Un dolor feroz apuñaló mi pecho al darme cuenta de las lágrimas que caían suavemente por la tersura de sus mejillas, la luz de la luna brillaba en sus ojos llenos de lágrimas.

—Sus dedos estaban atados con una cuerda, por lo tanto, restringía su movimiento.

Pero a pesar de la obstrucción, logró capturar mis manos que estaban atadas frente a mí.

Forcejeó con la cuerda de mis muñecas y luchó por desatar la cuerda usando un pedazo de vidrio roto que logró recoger en el suelo.

—Luchaba impacientemente para raspar el fragmento contra la cuerda, murmurando maldiciones poco inteligentes bajo su aliento, sin tener en cuenta que sus dedos estaban sangrando por el esfuerzo.

Le eché una mirada de lástima, si solo pudiera ayudarlo pero apenas podía moverme.

La cuerda estaba atada demasiado fuerte, se clavaba en mi carne.

”
—Por favor, nunca te dejaré, no así —susurré débilmente—.

Las lágrimas brotaron de mis ojos, deslizándose por mis mejillas hasta que pude saborear la sal en mis labios entreabiertos.

—¡No!

¡Escúchame!

—respondió, su tono impregnado de impaciencia—, tuvo que dejar de cortar el vidrio en la cuerda para poder explicar mejor.

¡Debes escapar!

Ambos seremos asesinados si no lo haces, ¡tengo que salvarte!

—susurró con severidad, apretando los dientes por la exasperación.
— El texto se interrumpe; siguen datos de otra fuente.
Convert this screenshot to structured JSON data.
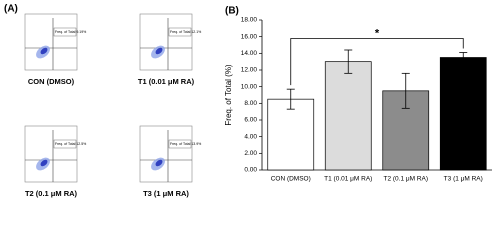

—No, por favor, no me hagas hacer esto, por favor.

Mi pecho dolía dolorosamente.

Incluso mis hombros estaban temblando incontrolablemente.

¡Nunca te dejaré solo!

Desde la distancia, el sonido de un largo, fuerte y triste aullido emitido por un animal, un perro, o probablemente un lobo —no estoy muy segura de cuál— sonaba ominoso, me enviaba escalofríos por mi espina dorsal rígida.

Tragué fuertemente mientras luchaba por liberar mi muñeca, una tarea tediosa que encontramos imposible de realizar con poca antelación.

La cuerda que se ataba alrededor de mis dedos se hundía dolorosamente en mi carne, haciendo que mis dedos se entumecieran y se enfriaran.

—Prométeme que no mirarás atrás, ¿de acuerdo?

Solo corre, por favor, busca ayuda.

Prometo que estaré bien.

—Sus ojos azules como el océano brillaban más intensamente, casi suplicando—.

¿Cómo podría decir que no?

Un terror inconfundible llenó mis ojos.

El pánico se extendió por todo mi cuerpo hasta que llegó a mis huesos.

Mi respiración vino profunda y trabajosa.

La idea de escapar sola y dejarlo atrás me asustaba muchísimo.

—¡Por favor, As!

¡No!

—¡No, Fénix!

Corre…

nunca mires atrás.

Sueño…

es solo un sueño…

la misma pesadilla repetitiva.

Me desperté con los ojos mojados de lágrimas, perlas de sudor corriendo por mis sienes, el pecho jadeante violentamente y el corazón aún retumbando por el shock.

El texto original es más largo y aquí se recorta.